Right? So I would assume that you’re gonna start to see 2027 estimates being put out there in the market. And, I mean, it’s eighteen, whatever, eighteen to twenty four months away still, but it’s it’s gonna creep up pretty fast. And I think it’ll start to materially impact how people are evaluating Acrobix or it should within the next year. So I think that’s a a strong positive for the stock.

And, you know, not to harp on the past at all, but I have worked with you for a long time, Cameron. I’ve seen you lose revenue lines before and quickly replace them. I think that’s one of the really efficient skill sets that the Microbix team has is is the ability to backfill products and backfill revenue and figure out new product lines. So like you always talk about, you build a platform for growth. So now you just have to go and find some of that growth for the back half of the year and for next year.

And I have full confidence. You’ve done it before. You’ll do it again. But for anyone new to the story, I would say the coming quarters is probably going to be a really good buying opportunity.

Cameron Groom, CEO, Microbix: Yes. I think this is it. We’ve got to run we obviously disclose what we see when we see it, and we’ll continue to be completely forthright. And I just remind everybody, when we do disclose programs, these aren’t things we just conceived and threw out there. These are things that are now fully baked, and that’s the trigger for our disclosures.

So when you see a new program coming out, we’re announcing it because it’s done. And we continue on that pathway.

Ken Yu, COO, Microbix: Speaking to the timeline and the risk on Kinlytics that you mentioned as well. Yes, the timeline is short and it’s still talking 2027 as we’ve as we said all along. But as I see it pretty much every time, I’m gonna see again. This product is not new. It’s already approved with we’re putting new manufacturing in place, and there are decades of clinical experience for this product.

This is a new a new biologic expression a production system, but not a new biologic per se. And that’s why I’ll state directly, there is zero chance of clinical failure of this product. So this is purely a manufacturing site transfer, And that’s why the timelines are short, and that’s why the risks are low.

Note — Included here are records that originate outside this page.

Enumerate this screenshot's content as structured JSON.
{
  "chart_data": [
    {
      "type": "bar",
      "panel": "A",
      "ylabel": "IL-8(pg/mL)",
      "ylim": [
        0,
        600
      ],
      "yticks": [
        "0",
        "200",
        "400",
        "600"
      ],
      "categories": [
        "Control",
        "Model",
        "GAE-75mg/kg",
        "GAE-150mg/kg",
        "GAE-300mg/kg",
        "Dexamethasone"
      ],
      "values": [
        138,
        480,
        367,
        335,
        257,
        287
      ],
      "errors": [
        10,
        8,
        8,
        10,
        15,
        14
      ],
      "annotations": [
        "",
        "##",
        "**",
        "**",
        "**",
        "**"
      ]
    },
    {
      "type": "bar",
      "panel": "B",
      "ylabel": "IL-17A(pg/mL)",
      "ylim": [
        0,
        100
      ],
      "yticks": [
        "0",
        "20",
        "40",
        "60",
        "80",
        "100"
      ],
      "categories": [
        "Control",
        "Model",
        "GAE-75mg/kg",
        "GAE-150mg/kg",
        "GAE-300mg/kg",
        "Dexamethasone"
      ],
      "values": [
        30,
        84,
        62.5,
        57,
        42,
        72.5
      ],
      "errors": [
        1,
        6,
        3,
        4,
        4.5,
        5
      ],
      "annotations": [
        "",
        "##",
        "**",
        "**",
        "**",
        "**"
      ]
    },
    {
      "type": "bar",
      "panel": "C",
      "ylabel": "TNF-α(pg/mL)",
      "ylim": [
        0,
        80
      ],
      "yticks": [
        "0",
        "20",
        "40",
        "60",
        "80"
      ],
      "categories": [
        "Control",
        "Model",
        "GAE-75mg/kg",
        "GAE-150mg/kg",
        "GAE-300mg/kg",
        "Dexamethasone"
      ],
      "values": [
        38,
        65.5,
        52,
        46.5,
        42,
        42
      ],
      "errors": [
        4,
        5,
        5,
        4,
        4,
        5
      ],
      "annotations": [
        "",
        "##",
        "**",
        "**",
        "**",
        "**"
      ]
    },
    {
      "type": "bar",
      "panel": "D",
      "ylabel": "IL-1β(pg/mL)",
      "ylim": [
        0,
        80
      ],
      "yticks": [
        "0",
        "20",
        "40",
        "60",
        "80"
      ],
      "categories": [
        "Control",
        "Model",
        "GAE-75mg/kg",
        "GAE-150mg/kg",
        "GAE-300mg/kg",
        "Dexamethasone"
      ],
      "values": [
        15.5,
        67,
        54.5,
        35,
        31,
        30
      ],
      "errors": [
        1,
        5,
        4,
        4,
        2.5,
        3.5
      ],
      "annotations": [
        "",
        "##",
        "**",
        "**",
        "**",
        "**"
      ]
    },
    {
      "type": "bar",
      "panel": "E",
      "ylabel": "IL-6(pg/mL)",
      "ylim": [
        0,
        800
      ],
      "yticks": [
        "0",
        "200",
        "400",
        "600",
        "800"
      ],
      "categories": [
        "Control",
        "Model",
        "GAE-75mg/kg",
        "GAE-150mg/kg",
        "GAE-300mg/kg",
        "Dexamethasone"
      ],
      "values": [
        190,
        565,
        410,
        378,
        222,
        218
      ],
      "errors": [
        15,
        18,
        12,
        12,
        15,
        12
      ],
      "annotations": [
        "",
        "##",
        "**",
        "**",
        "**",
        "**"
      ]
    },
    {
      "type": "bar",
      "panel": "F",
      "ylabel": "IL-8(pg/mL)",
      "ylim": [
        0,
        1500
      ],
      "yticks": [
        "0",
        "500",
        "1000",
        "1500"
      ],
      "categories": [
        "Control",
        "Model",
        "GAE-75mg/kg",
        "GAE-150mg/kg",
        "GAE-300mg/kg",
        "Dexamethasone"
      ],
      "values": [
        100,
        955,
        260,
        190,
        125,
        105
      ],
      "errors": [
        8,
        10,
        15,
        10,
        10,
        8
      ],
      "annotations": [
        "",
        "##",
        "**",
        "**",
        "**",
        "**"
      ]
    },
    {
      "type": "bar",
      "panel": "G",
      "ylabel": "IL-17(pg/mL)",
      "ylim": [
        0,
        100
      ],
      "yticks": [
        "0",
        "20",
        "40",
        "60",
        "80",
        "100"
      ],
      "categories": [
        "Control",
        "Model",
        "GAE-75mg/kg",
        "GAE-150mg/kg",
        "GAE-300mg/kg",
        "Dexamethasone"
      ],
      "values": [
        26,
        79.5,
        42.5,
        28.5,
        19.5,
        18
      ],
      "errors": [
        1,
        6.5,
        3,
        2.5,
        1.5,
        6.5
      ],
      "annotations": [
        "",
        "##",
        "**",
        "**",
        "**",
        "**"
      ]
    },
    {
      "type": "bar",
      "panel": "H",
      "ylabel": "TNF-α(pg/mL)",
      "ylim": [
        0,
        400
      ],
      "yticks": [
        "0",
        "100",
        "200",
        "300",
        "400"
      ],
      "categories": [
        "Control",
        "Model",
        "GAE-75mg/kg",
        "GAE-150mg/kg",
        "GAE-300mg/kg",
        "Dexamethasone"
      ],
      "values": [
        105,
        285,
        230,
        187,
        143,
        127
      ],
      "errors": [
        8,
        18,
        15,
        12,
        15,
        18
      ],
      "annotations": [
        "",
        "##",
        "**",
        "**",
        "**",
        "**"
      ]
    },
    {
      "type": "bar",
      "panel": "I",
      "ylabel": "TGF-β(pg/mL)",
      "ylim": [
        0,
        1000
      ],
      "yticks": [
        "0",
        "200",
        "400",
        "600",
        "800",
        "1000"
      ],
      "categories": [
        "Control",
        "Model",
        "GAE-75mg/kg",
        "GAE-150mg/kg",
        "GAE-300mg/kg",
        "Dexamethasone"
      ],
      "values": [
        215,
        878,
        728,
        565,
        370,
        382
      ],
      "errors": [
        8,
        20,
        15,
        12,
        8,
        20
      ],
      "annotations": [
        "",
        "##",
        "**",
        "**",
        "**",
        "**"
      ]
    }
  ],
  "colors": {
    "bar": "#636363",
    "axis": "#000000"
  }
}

Cameron Groom, CEO, Microbix: Yep. Still expensive. It’s a big boy big boy game biologic drug manufacturer.

Ken Yu, COO, Microbix: You’ve been old.

Cameron Groom, CEO, Microbix: And why we partnered this Yeah. Yeah.

Ken Yu, COO, Microbix: You end the the end phase one, less than 10% exit phase three successfully. There’s no chance of that happening with Kinmedic.

Cameron Groom, CEO, Microbix: Exactly.

Deborah, Moderator/Host: Well, we’re ending pretty much right on the hour. So thank you, gentlemen, for your time. Thanks for the thanks to the audience for your questions and your participation. And I hope everyone has a really nice afternoon.

Cameron Groom, CEO, Microbix: Thank you. Thank you, Deborah. Thank you, Jim, Ken, and and everybody. Really appreciate it.

Deborah, Moderator/Host: Take care. Bye. Good morning, everyone. Thanks for afternoon.